You MUST be accompanied by a responsible adult to drive you to and from surgery, and stay with you for several hours until you have recovered sufficiently to care for yourself. During your drive home, your seat in the car should be in the reclined position. When you arrive home, lie down with your head elevated. During recovery time (normally 24 hours), you should not drive, operate complicated machinery or devices or make important decisions, including watching children and cooking. ABSOLUTELY NO RECREATIONAL DRUGS OR ALCOHOL 24 hours before or after treatment.
You must have a completely empty stomach. It is vital that you have nothing to eat or drink for eight (8) hours prior to your anesthetic. To do otherwise may be life-threatening! Take regular medications or prescriptions prescribed by your physician, unless told to do otherwise. You may have clear fluids (water, tea, Gatorade, plain jello, and apple juice) up to two hours before your appointment.
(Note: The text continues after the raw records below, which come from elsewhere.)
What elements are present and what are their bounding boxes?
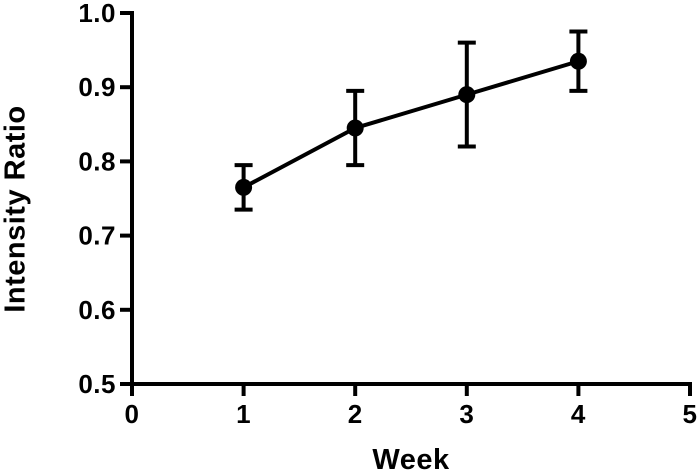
y-tick-label: 0.7 — [78, 221, 116, 251]
x-tick-label: 5 — [683, 399, 698, 429]
data-point — [346, 119, 364, 137]
data-point — [569, 52, 587, 70]
data-line — [242, 59, 579, 190]
x-axis-title: Week — [372, 444, 450, 471]
data-point — [458, 86, 476, 104]
x-tick-label: 3 — [459, 399, 474, 429]
y-tick-label: 0.9 — [78, 72, 116, 102]
y-axis-title: Intensity Ratio — [0, 105, 32, 313]
x-tick-label: 1 — [236, 399, 251, 429]
y-tick-label: 0.5 — [78, 369, 116, 399]
x-tick-label: 0 — [125, 399, 140, 429]
x-tick-label: 4 — [571, 399, 586, 429]
y-tick-label: 1.0 — [78, 0, 116, 28]
y-tick-label: 0.8 — [78, 146, 116, 176]
data-point — [235, 178, 253, 196]
x-tick-label: 2 — [348, 399, 363, 429]
y-tick-label: 0.6 — [78, 295, 116, 325]
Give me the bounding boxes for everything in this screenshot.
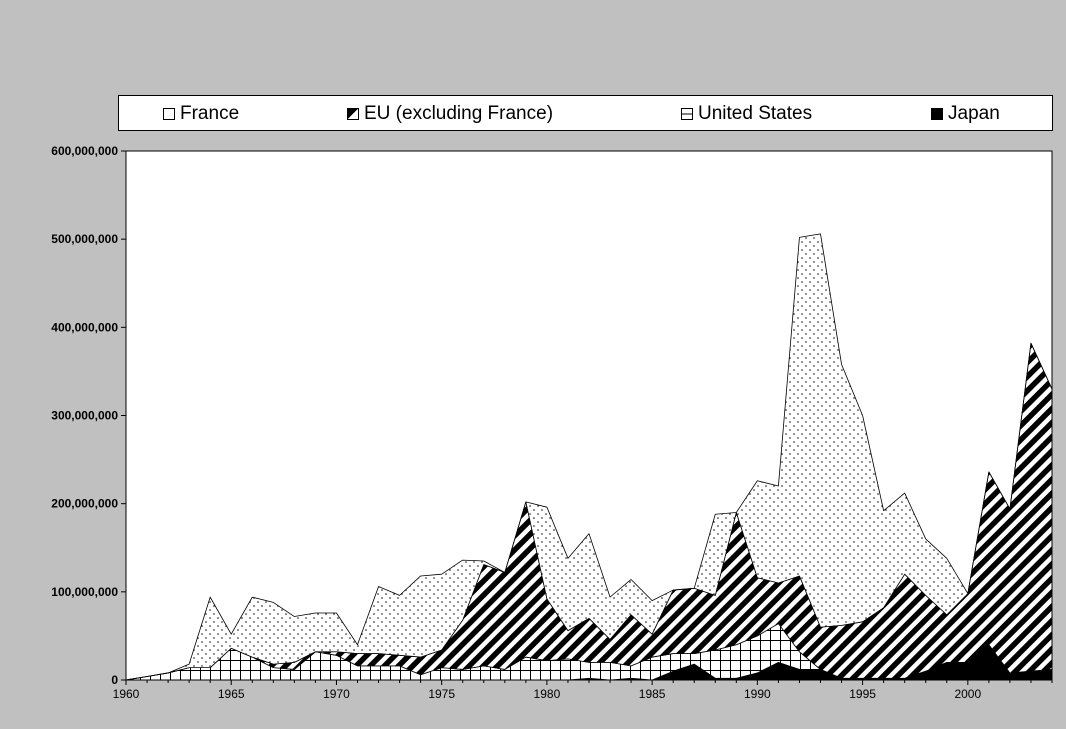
- legend-item-eu: EU (excluding France): [347, 103, 553, 125]
- y-tick-label: 0: [111, 673, 118, 687]
- legend-swatch-eu: [347, 108, 359, 120]
- legend-item-united-states: United States: [681, 103, 812, 125]
- legend-swatch-japan: [931, 108, 943, 120]
- x-tick-label: 2000: [954, 687, 981, 701]
- y-tick-label: 300,000,000: [51, 409, 118, 423]
- y-tick-label: 600,000,000: [51, 144, 118, 158]
- x-tick-label: 1965: [218, 687, 245, 701]
- y-tick-label: 400,000,000: [51, 320, 118, 334]
- legend-item-france: France: [163, 103, 239, 125]
- y-tick-label: 200,000,000: [51, 497, 118, 511]
- legend: France EU (excluding France) United Stat…: [118, 95, 1053, 131]
- x-tick-label: 1985: [639, 687, 666, 701]
- x-tick-label: 1990: [744, 687, 771, 701]
- x-tick-label: 1975: [428, 687, 455, 701]
- y-tick-label: 100,000,000: [51, 585, 118, 599]
- x-tick-label: 1960: [113, 687, 140, 701]
- legend-swatch-france: [163, 108, 175, 120]
- legend-item-japan: Japan: [931, 103, 1000, 125]
- x-tick-label: 1970: [323, 687, 350, 701]
- x-tick-label: 1995: [849, 687, 876, 701]
- legend-label-eu: EU (excluding France): [364, 103, 554, 124]
- y-tick-label: 500,000,000: [51, 232, 118, 246]
- legend-swatch-united-states: [681, 108, 693, 120]
- legend-label-france: France: [180, 103, 240, 124]
- legend-label-united-states: United States: [698, 103, 813, 124]
- x-tick-label: 1980: [534, 687, 561, 701]
- legend-label-japan: Japan: [948, 103, 1000, 124]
You must report any and all personal illness or allergies (including diabetes) – no matter how insignificant they may seem. There may be some discomfort, swelling or bruising at the site where the drugs are placed into a vein, which may include vein irritation, called phlebitis. Sometimes this may progress to a level of discomfort where arm or hand motion may be restricted. Further medication or care may be required, which may require hospitalization.
IV sedation is a medical procedure that in very rare instances carries with it the risk of brain damage, stroke, heart attack or death.